Thomson was charged with serious illegal detention in the Olongapo City Regional Trial Court.

In a sworn affidavit, Paulo Calip, NBI special investigator and one of the arresting officers, said one of the girls was found “tied to a wooden chair surrounded with filthy objects.”

Calip said the other four children were found inside a room “with messy and disorderly surroundings.”

“Such living conditions are detrimental to the welfare and development of the children … . They were clearly being neglected by the suspect,” Calip said.

In a separate sworn affidavit, Rosemarie Hebron, a DSWD social worker, said the girl who was tied to a chair “with her food scattered all over the place” was a “special child.”

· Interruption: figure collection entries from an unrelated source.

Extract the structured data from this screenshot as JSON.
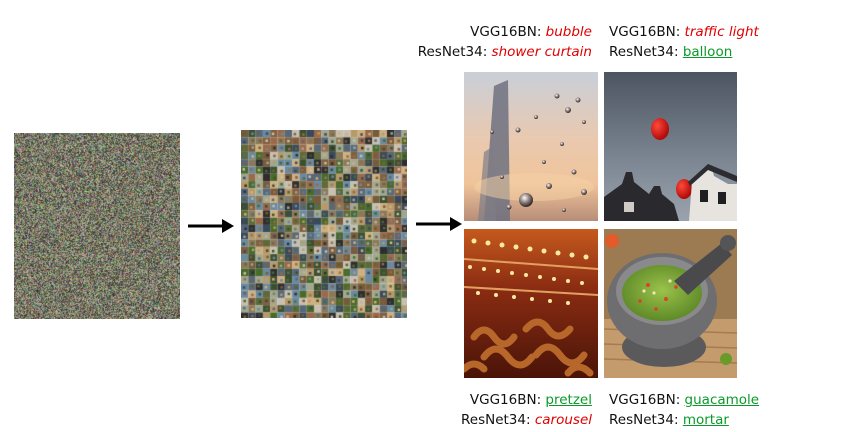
{
  "pipeline": {
    "step1": "noise-image",
    "step2": "image-grid"
  },
  "results": [
    {
      "id": "top-left",
      "vgg_label": "VGG16BN:",
      "vgg_pred": "bubble",
      "vgg_correct": false,
      "resnet_label": "ResNet34:",
      "resnet_pred": "shower curtain",
      "resnet_correct": false
    },
    {
      "id": "top-right",
      "vgg_label": "VGG16BN:",
      "vgg_pred": "traffic light",
      "vgg_correct": false,
      "resnet_label": "ResNet34:",
      "resnet_pred": "balloon",
      "resnet_correct": true
    },
    {
      "id": "bottom-left",
      "vgg_label": "VGG16BN:",
      "vgg_pred": "pretzel",
      "vgg_correct": true,
      "resnet_label": "ResNet34:",
      "resnet_pred": "carousel",
      "resnet_correct": false
    },
    {
      "id": "bottom-right",
      "vgg_label": "VGG16BN:",
      "vgg_pred": "guacamole",
      "vgg_correct": true,
      "resnet_label": "ResNet34:",
      "resnet_pred": "mortar",
      "resnet_correct": true
    }
  ],
  "colors": {
    "wrong": "#e00000",
    "correct": "#0a9a2a"
  }
}
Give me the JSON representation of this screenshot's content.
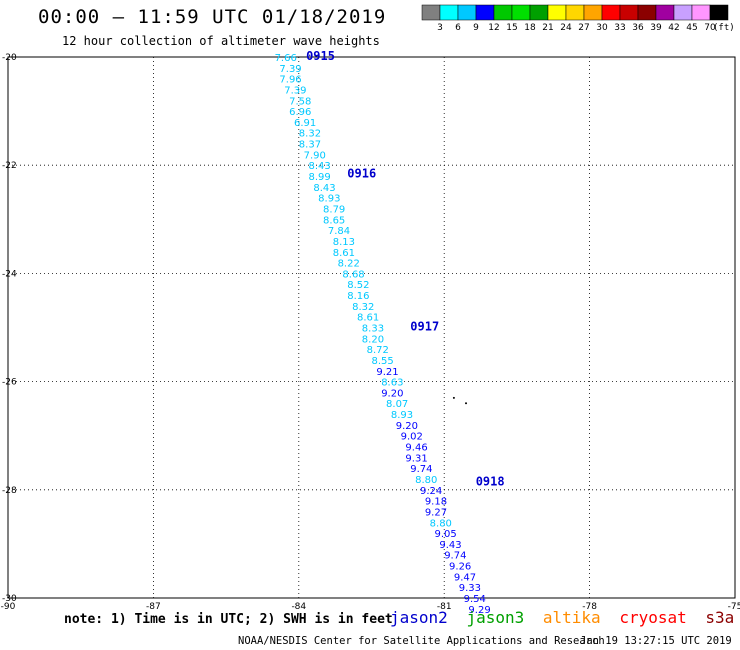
{
  "header": {
    "title": "00:00 – 11:59 UTC 01/18/2019",
    "subtitle": "12 hour collection of altimeter wave heights"
  },
  "colorbar": {
    "colors": [
      "#808080",
      "#00ffff",
      "#00c8ff",
      "#0000ff",
      "#00c800",
      "#00e000",
      "#00a000",
      "#ffff00",
      "#ffd700",
      "#ffa500",
      "#ff0000",
      "#c80000",
      "#8b0000",
      "#a000a0",
      "#c8a0ff",
      "#ff96ff",
      "#000000"
    ],
    "labels": [
      "3",
      "6",
      "9",
      "12",
      "15",
      "18",
      "21",
      "24",
      "27",
      "30",
      "33",
      "36",
      "39",
      "42",
      "45",
      "70"
    ],
    "unit": "(ft)"
  },
  "chart_data": {
    "type": "scatter",
    "xlim": [
      -90,
      -75
    ],
    "ylim": [
      -30,
      -20
    ],
    "x_ticks": [
      "-90",
      "-87",
      "-84",
      "-81",
      "-78",
      "-75"
    ],
    "y_ticks": [
      "-20",
      "-22",
      "-24",
      "-26",
      "-28",
      "-30"
    ],
    "grid": true,
    "time_labels": [
      {
        "label": "0915",
        "lon": -83.85,
        "lat": -19.98
      },
      {
        "label": "0916",
        "lon": -83.0,
        "lat": -22.15
      },
      {
        "label": "0917",
        "lon": -81.7,
        "lat": -24.98
      },
      {
        "label": "0918",
        "lon": -80.35,
        "lat": -27.85
      }
    ],
    "points": [
      {
        "lon": -84.5,
        "lat": -20.0,
        "v": "7.66",
        "c": "#00c8ff"
      },
      {
        "lon": -84.4,
        "lat": -20.2,
        "v": "7.39",
        "c": "#00c8ff"
      },
      {
        "lon": -84.4,
        "lat": -20.4,
        "v": "7.96",
        "c": "#00c8ff"
      },
      {
        "lon": -84.3,
        "lat": -20.6,
        "v": "7.39",
        "c": "#00c8ff"
      },
      {
        "lon": -84.2,
        "lat": -20.8,
        "v": "7.58",
        "c": "#00c8ff"
      },
      {
        "lon": -84.2,
        "lat": -21.0,
        "v": "6.96",
        "c": "#00c8ff"
      },
      {
        "lon": -84.1,
        "lat": -21.2,
        "v": "6.91",
        "c": "#00c8ff"
      },
      {
        "lon": -84.0,
        "lat": -21.4,
        "v": "8.32",
        "c": "#00c8ff"
      },
      {
        "lon": -84.0,
        "lat": -21.6,
        "v": "8.37",
        "c": "#00c8ff"
      },
      {
        "lon": -83.9,
        "lat": -21.8,
        "v": "7.90",
        "c": "#00c8ff"
      },
      {
        "lon": -83.8,
        "lat": -22.0,
        "v": "8.43",
        "c": "#00c8ff"
      },
      {
        "lon": -83.8,
        "lat": -22.2,
        "v": "8.99",
        "c": "#00c8ff"
      },
      {
        "lon": -83.7,
        "lat": -22.4,
        "v": "8.43",
        "c": "#00c8ff"
      },
      {
        "lon": -83.6,
        "lat": -22.6,
        "v": "8.93",
        "c": "#00c8ff"
      },
      {
        "lon": -83.5,
        "lat": -22.8,
        "v": "8.79",
        "c": "#00c8ff"
      },
      {
        "lon": -83.5,
        "lat": -23.0,
        "v": "8.65",
        "c": "#00c8ff"
      },
      {
        "lon": -83.4,
        "lat": -23.2,
        "v": "7.84",
        "c": "#00c8ff"
      },
      {
        "lon": -83.3,
        "lat": -23.4,
        "v": "8.13",
        "c": "#00c8ff"
      },
      {
        "lon": -83.3,
        "lat": -23.6,
        "v": "8.61",
        "c": "#00c8ff"
      },
      {
        "lon": -83.2,
        "lat": -23.8,
        "v": "8.22",
        "c": "#00c8ff"
      },
      {
        "lon": -83.1,
        "lat": -24.0,
        "v": "8.68",
        "c": "#00c8ff"
      },
      {
        "lon": -83.0,
        "lat": -24.2,
        "v": "8.52",
        "c": "#00c8ff"
      },
      {
        "lon": -83.0,
        "lat": -24.4,
        "v": "8.16",
        "c": "#00c8ff"
      },
      {
        "lon": -82.9,
        "lat": -24.6,
        "v": "8.32",
        "c": "#00c8ff"
      },
      {
        "lon": -82.8,
        "lat": -24.8,
        "v": "8.61",
        "c": "#00c8ff"
      },
      {
        "lon": -82.7,
        "lat": -25.0,
        "v": "8.33",
        "c": "#00c8ff"
      },
      {
        "lon": -82.7,
        "lat": -25.2,
        "v": "8.20",
        "c": "#00c8ff"
      },
      {
        "lon": -82.6,
        "lat": -25.4,
        "v": "8.72",
        "c": "#00c8ff"
      },
      {
        "lon": -82.5,
        "lat": -25.6,
        "v": "8.55",
        "c": "#00c8ff"
      },
      {
        "lon": -82.4,
        "lat": -25.8,
        "v": "9.21",
        "c": "#0000ff"
      },
      {
        "lon": -82.3,
        "lat": -26.0,
        "v": "8.63",
        "c": "#00c8ff"
      },
      {
        "lon": -82.3,
        "lat": -26.2,
        "v": "9.20",
        "c": "#0000ff"
      },
      {
        "lon": -82.2,
        "lat": -26.4,
        "v": "8.07",
        "c": "#00c8ff"
      },
      {
        "lon": -82.1,
        "lat": -26.6,
        "v": "8.93",
        "c": "#00c8ff"
      },
      {
        "lon": -82.0,
        "lat": -26.8,
        "v": "9.20",
        "c": "#0000ff"
      },
      {
        "lon": -81.9,
        "lat": -27.0,
        "v": "9.02",
        "c": "#0000ff"
      },
      {
        "lon": -81.8,
        "lat": -27.2,
        "v": "9.46",
        "c": "#0000ff"
      },
      {
        "lon": -81.8,
        "lat": -27.4,
        "v": "9.31",
        "c": "#0000ff"
      },
      {
        "lon": -81.7,
        "lat": -27.6,
        "v": "9.74",
        "c": "#0000ff"
      },
      {
        "lon": -81.6,
        "lat": -27.8,
        "v": "8.80",
        "c": "#00c8ff"
      },
      {
        "lon": -81.5,
        "lat": -28.0,
        "v": "9.24",
        "c": "#0000ff"
      },
      {
        "lon": -81.4,
        "lat": -28.2,
        "v": "9.18",
        "c": "#0000ff"
      },
      {
        "lon": -81.4,
        "lat": -28.4,
        "v": "9.27",
        "c": "#0000ff"
      },
      {
        "lon": -81.3,
        "lat": -28.6,
        "v": "8.80",
        "c": "#00c8ff"
      },
      {
        "lon": -81.2,
        "lat": -28.8,
        "v": "9.05",
        "c": "#0000ff"
      },
      {
        "lon": -81.1,
        "lat": -29.0,
        "v": "9.43",
        "c": "#0000ff"
      },
      {
        "lon": -81.0,
        "lat": -29.2,
        "v": "9.74",
        "c": "#0000ff"
      },
      {
        "lon": -80.9,
        "lat": -29.4,
        "v": "9.26",
        "c": "#0000ff"
      },
      {
        "lon": -80.8,
        "lat": -29.6,
        "v": "9.47",
        "c": "#0000ff"
      },
      {
        "lon": -80.7,
        "lat": -29.8,
        "v": "9.33",
        "c": "#0000ff"
      },
      {
        "lon": -80.6,
        "lat": -30.0,
        "v": "9.54",
        "c": "#0000ff"
      },
      {
        "lon": -80.5,
        "lat": -30.2,
        "v": "9.29",
        "c": "#0000ff"
      }
    ],
    "land": [
      {
        "lon": -80.8,
        "lat": -26.3
      },
      {
        "lon": -80.55,
        "lat": -26.4
      }
    ]
  },
  "footer": {
    "note": "note: 1) Time is in UTC; 2) SWH is in feet",
    "credit": "NOAA/NESDIS Center for Satellite Applications and Research",
    "stamp": "Jan 19 13:27:15 UTC 2019",
    "satellites": [
      {
        "name": "jason2",
        "color": "#0000cc"
      },
      {
        "name": "jason3",
        "color": "#00a000"
      },
      {
        "name": "altika",
        "color": "#ff8c00"
      },
      {
        "name": "cryosat",
        "color": "#ff0000"
      },
      {
        "name": "s3a",
        "color": "#8b0000"
      }
    ]
  }
}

Fr. Shay Cullen, an Irish priest who runs Preda Foundation Inc., a shelter for abused children here, said the children, who are now in a safe house, had undergone medical examination after they were rescued.

Cullen said foreigners had been seen coming and going to Thomson’s house, prompting him and the Preda social workers to suspect that the children were being abused.

The medical certificates issued on July 4 by Dr. Ana Figuerres of James L. Gordon Memorial Hospital here showed that the three girls had been sexually abused.

Thomson was also charged with direct assault by the NBI agents when she allegedly threw a spear at the social workers, Cullen said.